2) User namespace locking:
Since rkt does not have a central daemon to assign uids within the global range allowed by /etc/subuid, we will need some rkt-specific locking to avoid multiple running pods to reuse the same uids. Example: pod1 will lock on /run/rkt/uid-locks/uid-200000; pod2 will lock on /run/rkt/uid-locks/uid-201000. Or maybe something smarter to express the range.
Challenges / things to check:
1) uid-shifts for rootfs:
1.1) At extract time:
the same ACI could be used in several running pods. The rootfs trees are cached in the CAS (Content Addressable Storage) in /var/lib/rkt/cas/ and have specific uid/gid owners and changing them all (recursive chown) is too costly. We could shift uids on the fly at extract time, then it would not be so costly.
1.2) At mount time:
When a rootfs tree is used by overlayfs, we would need some vfs_uid= shifting option. This was already mention in this lwn article "UID/GID identity and filesystems" http://lwn.net/Articles/637431/ https://lists.linux-foundation.org/pipermail/containers/2014-June/034630.html
volumes bind-mounting: similar issue
2) Network namespace:
On Linux, a network namespace belongs to the user namespace under which it was created, see field user_ns in struct net: http://lxr.free-electrons.com/source/include/net/net_namespace.h#L44.
Rkt currently creates the network namespace in network plugins before systemd-nspawn is launched. If the user namespace is to be created by systemd-nspawn, it means that the network namespace will belong to the host user namespace rather than the pod user namespace. AFAIU, it has unwanted consequences on the access to /sys/class/net/. See also https://git.kernel.org/cgit/linux/kernel/git/torvalds/linux.git/commit/?id=87a8ebd637dafc255070f503909a053cf0d98d3f
3) Bind mounting:
Bind mounting a socket file from the host to the container? E.g. sdnotify socket (https://bugs.freedesktop.org/show_bug.cgi?id=89844).

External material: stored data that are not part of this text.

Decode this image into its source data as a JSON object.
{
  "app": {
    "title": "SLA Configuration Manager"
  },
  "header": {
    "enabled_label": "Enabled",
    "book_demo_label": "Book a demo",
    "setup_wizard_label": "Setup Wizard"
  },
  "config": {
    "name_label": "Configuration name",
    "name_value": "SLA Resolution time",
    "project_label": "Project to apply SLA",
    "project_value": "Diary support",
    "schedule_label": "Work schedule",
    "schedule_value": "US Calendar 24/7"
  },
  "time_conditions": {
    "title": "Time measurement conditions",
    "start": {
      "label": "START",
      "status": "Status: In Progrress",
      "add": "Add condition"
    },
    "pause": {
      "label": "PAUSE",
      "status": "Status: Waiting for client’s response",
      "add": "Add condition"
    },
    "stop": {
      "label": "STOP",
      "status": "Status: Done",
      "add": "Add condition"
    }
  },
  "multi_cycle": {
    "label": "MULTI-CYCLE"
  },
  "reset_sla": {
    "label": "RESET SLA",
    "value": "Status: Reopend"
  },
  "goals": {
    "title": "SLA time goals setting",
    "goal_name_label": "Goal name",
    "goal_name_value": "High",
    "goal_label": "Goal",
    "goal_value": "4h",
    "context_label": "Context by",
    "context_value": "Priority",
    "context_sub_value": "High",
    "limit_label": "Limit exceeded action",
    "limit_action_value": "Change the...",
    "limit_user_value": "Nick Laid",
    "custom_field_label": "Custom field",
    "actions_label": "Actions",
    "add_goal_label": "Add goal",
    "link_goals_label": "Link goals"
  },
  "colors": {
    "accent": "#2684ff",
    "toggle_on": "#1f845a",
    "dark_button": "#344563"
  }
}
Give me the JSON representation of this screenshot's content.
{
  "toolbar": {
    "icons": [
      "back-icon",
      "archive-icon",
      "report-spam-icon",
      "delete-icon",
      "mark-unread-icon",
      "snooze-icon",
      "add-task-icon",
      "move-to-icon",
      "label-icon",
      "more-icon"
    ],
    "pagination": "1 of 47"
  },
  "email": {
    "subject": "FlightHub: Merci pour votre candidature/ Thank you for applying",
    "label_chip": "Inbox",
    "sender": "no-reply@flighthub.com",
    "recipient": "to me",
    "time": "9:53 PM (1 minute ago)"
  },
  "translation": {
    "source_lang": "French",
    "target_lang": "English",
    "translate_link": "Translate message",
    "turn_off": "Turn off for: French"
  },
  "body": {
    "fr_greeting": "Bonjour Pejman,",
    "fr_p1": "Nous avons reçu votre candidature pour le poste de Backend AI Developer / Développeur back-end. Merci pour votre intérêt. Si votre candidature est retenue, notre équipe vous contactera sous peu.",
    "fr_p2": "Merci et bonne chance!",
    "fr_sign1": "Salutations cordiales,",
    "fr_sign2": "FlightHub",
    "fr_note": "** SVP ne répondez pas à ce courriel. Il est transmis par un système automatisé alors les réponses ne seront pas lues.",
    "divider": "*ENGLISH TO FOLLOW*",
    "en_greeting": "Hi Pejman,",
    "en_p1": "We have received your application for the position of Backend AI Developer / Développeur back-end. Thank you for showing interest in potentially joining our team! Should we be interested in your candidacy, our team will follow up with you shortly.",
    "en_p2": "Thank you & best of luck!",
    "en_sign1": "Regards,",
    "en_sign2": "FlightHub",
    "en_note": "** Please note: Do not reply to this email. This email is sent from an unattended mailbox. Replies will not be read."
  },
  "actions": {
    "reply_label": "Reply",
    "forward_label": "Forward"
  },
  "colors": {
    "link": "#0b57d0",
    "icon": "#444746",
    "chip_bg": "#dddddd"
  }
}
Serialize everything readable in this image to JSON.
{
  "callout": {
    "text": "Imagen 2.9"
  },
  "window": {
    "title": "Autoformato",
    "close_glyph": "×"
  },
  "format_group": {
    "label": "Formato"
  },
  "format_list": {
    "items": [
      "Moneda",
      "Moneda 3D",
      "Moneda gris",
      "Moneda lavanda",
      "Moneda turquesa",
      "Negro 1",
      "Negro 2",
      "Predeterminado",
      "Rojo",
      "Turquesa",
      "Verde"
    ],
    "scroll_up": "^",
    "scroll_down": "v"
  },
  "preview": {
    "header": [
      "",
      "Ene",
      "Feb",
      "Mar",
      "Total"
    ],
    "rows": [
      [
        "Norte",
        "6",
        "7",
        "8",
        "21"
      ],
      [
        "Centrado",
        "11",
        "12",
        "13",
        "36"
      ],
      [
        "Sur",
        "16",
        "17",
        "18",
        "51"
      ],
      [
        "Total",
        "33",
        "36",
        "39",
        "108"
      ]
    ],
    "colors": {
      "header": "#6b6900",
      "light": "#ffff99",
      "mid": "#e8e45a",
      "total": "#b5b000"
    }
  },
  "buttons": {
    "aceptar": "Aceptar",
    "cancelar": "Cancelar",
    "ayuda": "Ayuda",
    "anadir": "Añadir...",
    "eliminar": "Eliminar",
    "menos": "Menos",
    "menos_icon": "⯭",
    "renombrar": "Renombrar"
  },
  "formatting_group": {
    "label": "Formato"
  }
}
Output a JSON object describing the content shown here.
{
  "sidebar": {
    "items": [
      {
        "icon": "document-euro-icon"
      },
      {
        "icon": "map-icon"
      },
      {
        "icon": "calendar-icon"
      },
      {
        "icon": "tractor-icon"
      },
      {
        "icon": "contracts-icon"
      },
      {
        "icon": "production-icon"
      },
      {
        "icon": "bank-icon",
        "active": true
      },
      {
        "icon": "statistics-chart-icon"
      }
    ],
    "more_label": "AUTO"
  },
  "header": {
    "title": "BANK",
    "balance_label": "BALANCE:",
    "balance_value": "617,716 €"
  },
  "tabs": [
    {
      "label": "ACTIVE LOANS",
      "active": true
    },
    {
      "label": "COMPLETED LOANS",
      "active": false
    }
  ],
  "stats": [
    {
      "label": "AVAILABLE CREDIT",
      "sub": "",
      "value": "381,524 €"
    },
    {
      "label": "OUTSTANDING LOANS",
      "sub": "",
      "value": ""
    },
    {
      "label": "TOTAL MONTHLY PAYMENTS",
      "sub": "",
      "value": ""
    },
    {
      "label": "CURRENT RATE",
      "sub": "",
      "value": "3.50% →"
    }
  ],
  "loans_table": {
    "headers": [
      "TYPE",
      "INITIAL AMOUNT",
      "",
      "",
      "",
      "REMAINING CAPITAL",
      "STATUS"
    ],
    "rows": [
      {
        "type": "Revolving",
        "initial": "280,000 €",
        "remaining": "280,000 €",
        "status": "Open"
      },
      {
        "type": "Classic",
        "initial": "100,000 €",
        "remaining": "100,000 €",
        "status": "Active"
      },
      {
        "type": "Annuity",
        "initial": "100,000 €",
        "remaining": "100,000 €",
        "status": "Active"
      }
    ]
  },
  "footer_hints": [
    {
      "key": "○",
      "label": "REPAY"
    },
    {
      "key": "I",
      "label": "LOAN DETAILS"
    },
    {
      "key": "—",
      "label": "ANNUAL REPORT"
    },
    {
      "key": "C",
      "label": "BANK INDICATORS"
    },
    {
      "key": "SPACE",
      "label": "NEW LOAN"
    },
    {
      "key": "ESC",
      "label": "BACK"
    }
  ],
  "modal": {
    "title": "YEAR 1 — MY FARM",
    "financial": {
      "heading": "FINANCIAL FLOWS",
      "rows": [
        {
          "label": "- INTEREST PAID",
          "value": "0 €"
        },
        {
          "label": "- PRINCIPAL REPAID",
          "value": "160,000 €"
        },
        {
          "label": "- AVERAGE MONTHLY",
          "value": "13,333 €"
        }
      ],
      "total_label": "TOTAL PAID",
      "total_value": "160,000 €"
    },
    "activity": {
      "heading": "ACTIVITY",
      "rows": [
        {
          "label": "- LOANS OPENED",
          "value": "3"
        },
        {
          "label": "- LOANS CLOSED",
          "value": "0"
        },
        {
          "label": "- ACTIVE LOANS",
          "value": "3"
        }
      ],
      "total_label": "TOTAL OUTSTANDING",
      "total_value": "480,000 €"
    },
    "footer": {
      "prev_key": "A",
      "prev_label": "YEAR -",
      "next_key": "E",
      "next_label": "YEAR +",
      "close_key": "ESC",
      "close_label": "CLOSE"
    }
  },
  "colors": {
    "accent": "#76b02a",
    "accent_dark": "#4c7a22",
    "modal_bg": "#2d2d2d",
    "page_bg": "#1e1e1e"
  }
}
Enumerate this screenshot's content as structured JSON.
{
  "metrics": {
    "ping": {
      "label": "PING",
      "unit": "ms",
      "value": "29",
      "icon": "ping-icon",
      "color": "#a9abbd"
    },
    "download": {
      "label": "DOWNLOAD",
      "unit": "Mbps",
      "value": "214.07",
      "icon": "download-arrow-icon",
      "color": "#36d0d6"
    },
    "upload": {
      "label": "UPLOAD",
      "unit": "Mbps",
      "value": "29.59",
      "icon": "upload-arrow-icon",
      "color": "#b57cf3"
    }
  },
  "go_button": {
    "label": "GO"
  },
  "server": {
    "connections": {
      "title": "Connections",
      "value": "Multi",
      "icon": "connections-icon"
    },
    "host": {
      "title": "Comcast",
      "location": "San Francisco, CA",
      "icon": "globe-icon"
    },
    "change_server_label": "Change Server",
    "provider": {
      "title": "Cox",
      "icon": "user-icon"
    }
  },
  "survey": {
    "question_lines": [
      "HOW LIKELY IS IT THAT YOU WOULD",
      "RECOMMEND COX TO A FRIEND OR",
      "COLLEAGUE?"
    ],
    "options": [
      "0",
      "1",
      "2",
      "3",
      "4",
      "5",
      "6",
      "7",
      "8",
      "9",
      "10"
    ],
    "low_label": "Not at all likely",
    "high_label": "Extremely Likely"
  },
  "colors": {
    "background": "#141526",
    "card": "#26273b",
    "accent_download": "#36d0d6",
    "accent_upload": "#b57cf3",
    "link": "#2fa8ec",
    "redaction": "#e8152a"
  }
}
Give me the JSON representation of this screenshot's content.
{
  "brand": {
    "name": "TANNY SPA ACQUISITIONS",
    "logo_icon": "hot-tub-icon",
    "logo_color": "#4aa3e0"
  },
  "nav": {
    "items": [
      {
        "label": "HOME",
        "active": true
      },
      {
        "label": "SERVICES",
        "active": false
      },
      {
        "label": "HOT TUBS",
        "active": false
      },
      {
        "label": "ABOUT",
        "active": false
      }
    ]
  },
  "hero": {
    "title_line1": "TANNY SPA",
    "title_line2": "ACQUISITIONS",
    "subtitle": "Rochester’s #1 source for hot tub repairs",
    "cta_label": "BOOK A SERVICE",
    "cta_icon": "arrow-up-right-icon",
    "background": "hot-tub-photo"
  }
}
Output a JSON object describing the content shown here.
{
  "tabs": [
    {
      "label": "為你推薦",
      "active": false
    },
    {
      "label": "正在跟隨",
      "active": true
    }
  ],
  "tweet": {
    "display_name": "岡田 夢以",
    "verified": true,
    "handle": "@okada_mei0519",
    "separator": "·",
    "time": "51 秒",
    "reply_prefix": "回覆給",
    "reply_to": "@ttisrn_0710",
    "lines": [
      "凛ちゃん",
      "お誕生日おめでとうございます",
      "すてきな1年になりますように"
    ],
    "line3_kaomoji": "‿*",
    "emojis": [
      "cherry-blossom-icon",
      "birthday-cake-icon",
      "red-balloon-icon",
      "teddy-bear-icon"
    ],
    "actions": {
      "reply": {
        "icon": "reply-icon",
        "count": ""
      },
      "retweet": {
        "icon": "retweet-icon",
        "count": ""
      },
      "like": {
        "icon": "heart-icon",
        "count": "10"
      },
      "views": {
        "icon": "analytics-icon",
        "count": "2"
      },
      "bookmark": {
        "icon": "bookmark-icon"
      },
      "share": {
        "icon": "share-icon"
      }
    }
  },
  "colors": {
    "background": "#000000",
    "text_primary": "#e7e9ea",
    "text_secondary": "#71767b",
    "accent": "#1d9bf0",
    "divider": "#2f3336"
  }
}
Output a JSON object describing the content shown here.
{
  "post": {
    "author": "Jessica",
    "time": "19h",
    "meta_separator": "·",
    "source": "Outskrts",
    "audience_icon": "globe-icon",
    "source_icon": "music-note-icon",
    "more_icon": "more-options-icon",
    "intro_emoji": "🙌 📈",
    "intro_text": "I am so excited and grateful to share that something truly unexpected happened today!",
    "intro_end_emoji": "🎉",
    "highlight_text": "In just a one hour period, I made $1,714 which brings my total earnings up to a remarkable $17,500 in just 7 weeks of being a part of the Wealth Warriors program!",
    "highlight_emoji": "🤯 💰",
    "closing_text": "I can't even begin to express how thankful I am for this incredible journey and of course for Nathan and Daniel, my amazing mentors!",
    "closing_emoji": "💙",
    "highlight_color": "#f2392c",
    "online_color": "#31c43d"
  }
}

4) Passing file descriptors:
Passing fds in the other direction from the container to the host? E.g. the journal dirfd that @krnowak is working on https://github.com/coreos/rkt/issues/947.
Model
Our model may touch several layers from rkt, nspawn to the kernel
1) kernel: uidshift on the rootfs
As noted in the Challenges section, we may add a uidshift mount option for containers but also to implement dynamic uids for services. This may allow running unprivileged daemons with dynamically assigned uids without leaking into the persistent file system.
Implementation:
1.1) A generic vfs mount option ?
mount(source, target, “bind”, MS_BIND|MS_REMOUNT, vfs_uidshifts)
1.2) An overlayfs mount option or a completely new overlayfs-like fs
Some file systems like NFS are already doing some mapping.
TODO: continue the investigation.
Thanks to @alban for his help on the subject.